Time signatures are, after a fashion, a declaration of convention. A time signature of 2/4 is like saying "there will be emphases of roughly equal value every other beat." 4/4 is like saying "there will be emphases every two beats, but the first of them will generally be stronger than the second." 6/8 is like saying "I want two 'large' beats per measure, in a strong — less-strong pattern, with each 'large' beat subdivided into three smaller beats."
Thus:
[In 4/4] what, exactly, is making beats 1 and 3 stronger?: Convention. And, of course, we see jazz and pop routinely play against this convention by placing emphasis on beats 2 and 4, the back-beat.
And, corollary:
Is the composer doing something that makes us feel a strong beat, similar to how poets carefully choose words with stressed syllables in particular positions for different types of meter? Yes. The composer chooses a time signature not unlike the way a poet chooses, say, a limerick, haiku, or iambic pentameter.
(Are composers typically taught to do something to emphasize strong beats in a piece?) Yes. Leaving aside those who have a natural intuition for meter, meter and its conventions are routine part of elementary instruction for any musician, composer or performer — and this includes musical cultures whose metric structures are not based on the same comparatively rigid principles of Western music.
So is it something mostly psychological perceived by listeners due to certain expectations? Up to a point. Again leave aside those with a natural intuition, many people aren't consciously aware of meter, if aware at all — hence its being part of elementary instruction, and not infrequently a particularly difficult part.
But once one has learned or intuited the musical language, then there is an expectation — one intentionally upset by composers attempting to garner some musical impact, as mentioned in relation to the back-beat in jazz and popular musics.
Do we ... necessarily perceive or feel a certain time signature or meter, absent non-metrical accents?
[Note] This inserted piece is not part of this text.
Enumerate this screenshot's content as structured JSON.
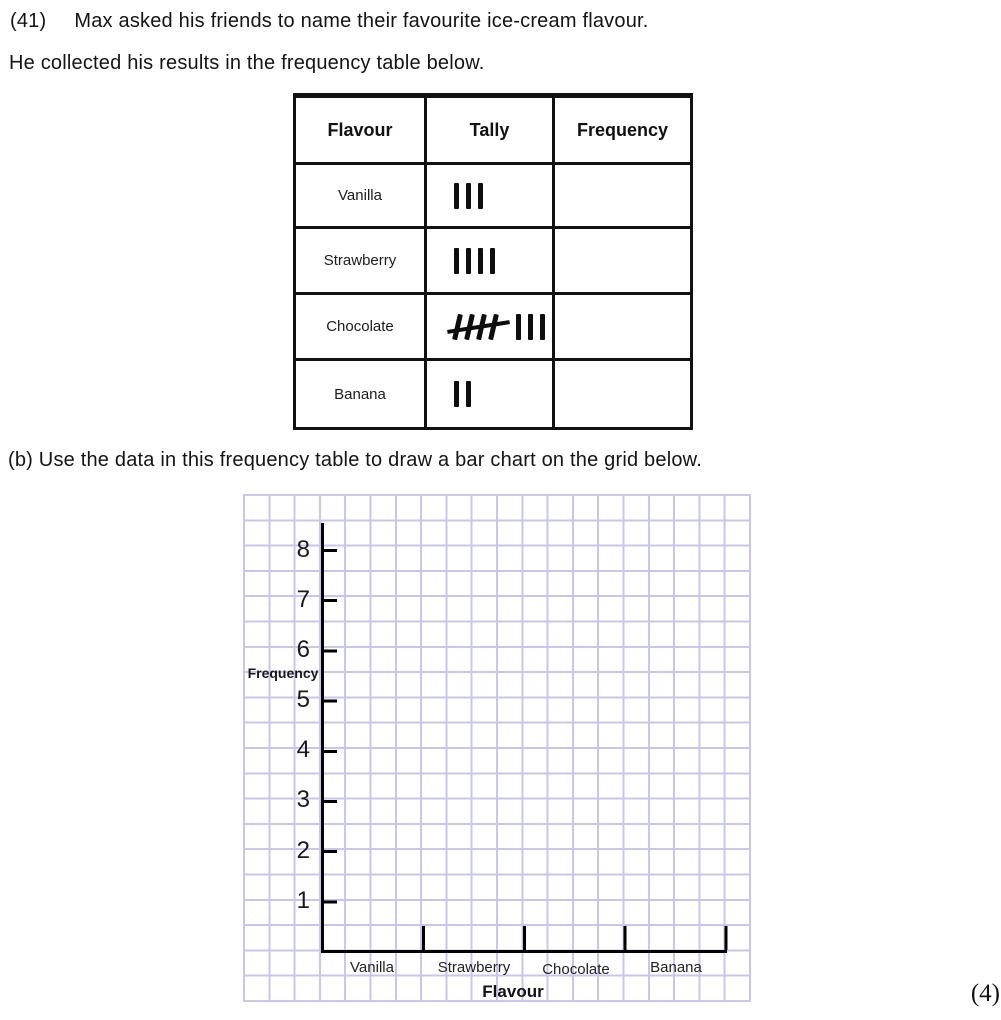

No. If metrical accents were inevitable, then a great deal of music could not exist: unmetered chant, for example.
The heart of the question
Metrical accents, more often than not, are achieved via dynamic emphasis — usually, but not necessarily, subtle emphasis. They can be achieved in other ways as well, but what makes them metrical is their regularity in time.
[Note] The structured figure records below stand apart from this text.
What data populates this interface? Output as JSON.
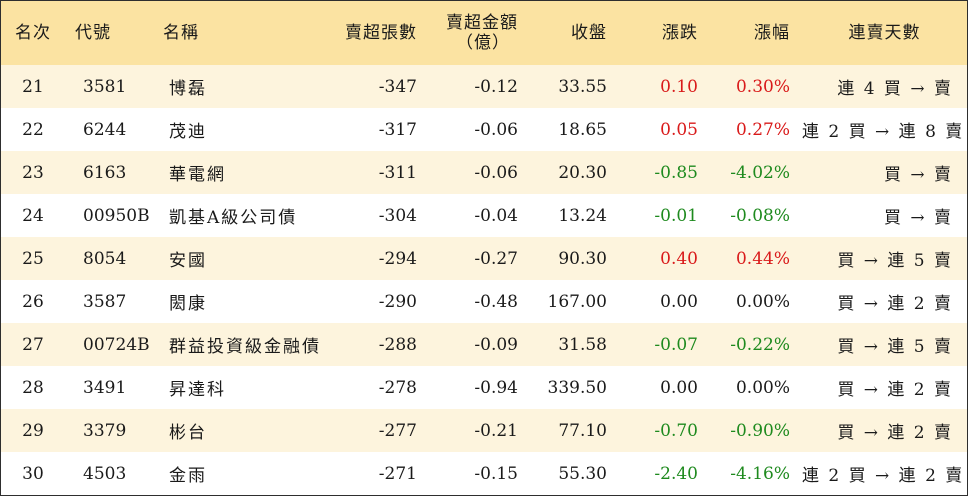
{
  "headers": {
    "rank": "名次",
    "code": "代號",
    "name": "名稱",
    "net_sell_lots": "賣超張數",
    "net_sell_amount_line1": "賣超金額",
    "net_sell_amount_line2": "（億）",
    "close": "收盤",
    "change": "漲跌",
    "change_pct": "漲幅",
    "sell_days": "連賣天數"
  },
  "rows": [
    {
      "rank": "21",
      "code": "3581",
      "name": "博磊",
      "lots": "-347",
      "amount": "-0.12",
      "close": "33.55",
      "change": "0.10",
      "pct": "0.30%",
      "days": "連 4 買 → 賣",
      "trend": "up"
    },
    {
      "rank": "22",
      "code": "6244",
      "name": "茂迪",
      "lots": "-317",
      "amount": "-0.06",
      "close": "18.65",
      "change": "0.05",
      "pct": "0.27%",
      "days": "連 2 買 → 連 8 賣",
      "trend": "up"
    },
    {
      "rank": "23",
      "code": "6163",
      "name": "華電網",
      "lots": "-311",
      "amount": "-0.06",
      "close": "20.30",
      "change": "-0.85",
      "pct": "-4.02%",
      "days": "買 → 賣",
      "trend": "down"
    },
    {
      "rank": "24",
      "code": "00950B",
      "name": "凱基A級公司債",
      "lots": "-304",
      "amount": "-0.04",
      "close": "13.24",
      "change": "-0.01",
      "pct": "-0.08%",
      "days": "買 → 賣",
      "trend": "down"
    },
    {
      "rank": "25",
      "code": "8054",
      "name": "安國",
      "lots": "-294",
      "amount": "-0.27",
      "close": "90.30",
      "change": "0.40",
      "pct": "0.44%",
      "days": "買 → 連 5 賣",
      "trend": "up"
    },
    {
      "rank": "26",
      "code": "3587",
      "name": "閎康",
      "lots": "-290",
      "amount": "-0.48",
      "close": "167.00",
      "change": "0.00",
      "pct": "0.00%",
      "days": "買 → 連 2 賣",
      "trend": "flat"
    },
    {
      "rank": "27",
      "code": "00724B",
      "name": "群益投資級金融債",
      "lots": "-288",
      "amount": "-0.09",
      "close": "31.58",
      "change": "-0.07",
      "pct": "-0.22%",
      "days": "買 → 連 5 賣",
      "trend": "down"
    },
    {
      "rank": "28",
      "code": "3491",
      "name": "昇達科",
      "lots": "-278",
      "amount": "-0.94",
      "close": "339.50",
      "change": "0.00",
      "pct": "0.00%",
      "days": "買 → 連 2 賣",
      "trend": "flat"
    },
    {
      "rank": "29",
      "code": "3379",
      "name": "彬台",
      "lots": "-277",
      "amount": "-0.21",
      "close": "77.10",
      "change": "-0.70",
      "pct": "-0.90%",
      "days": "買 → 連 2 賣",
      "trend": "down"
    },
    {
      "rank": "30",
      "code": "4503",
      "name": "金雨",
      "lots": "-271",
      "amount": "-0.15",
      "close": "55.30",
      "change": "-2.40",
      "pct": "-4.16%",
      "days": "連 2 買 → 連 2 賣",
      "trend": "down"
    }
  ],
  "colors": {
    "header_bg": "#fbe3a2",
    "odd_row_bg": "#fdf4dd",
    "up": "#d91a1a",
    "down": "#1e8a1e"
  }
}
What differentiates a dynamic accent, even if it corresponds to a metrical emphasis point, is that it's given additional emphasis, beyond what would be expected from the meter alone. At this point, though, we are solidly in the realm of perception and aesthetics, since the question of how loud a metrical accent should be and how much louder a dynamic accent should be are not rigidly defined.
Consider speech. Certain syllables of certain English words are emphasized — typically by way of a "normal" accent, an expected level of emphasis, but a level unique to individual speakers, subjects, situations, etc. But a dynamic or agogic (or both) accent might be added to an already accented syllable for even more emphasis. And this same principle can be applied to (metered) poetry: there's the expected, metrical syllabic stresses, and the additional stresses added by the reader.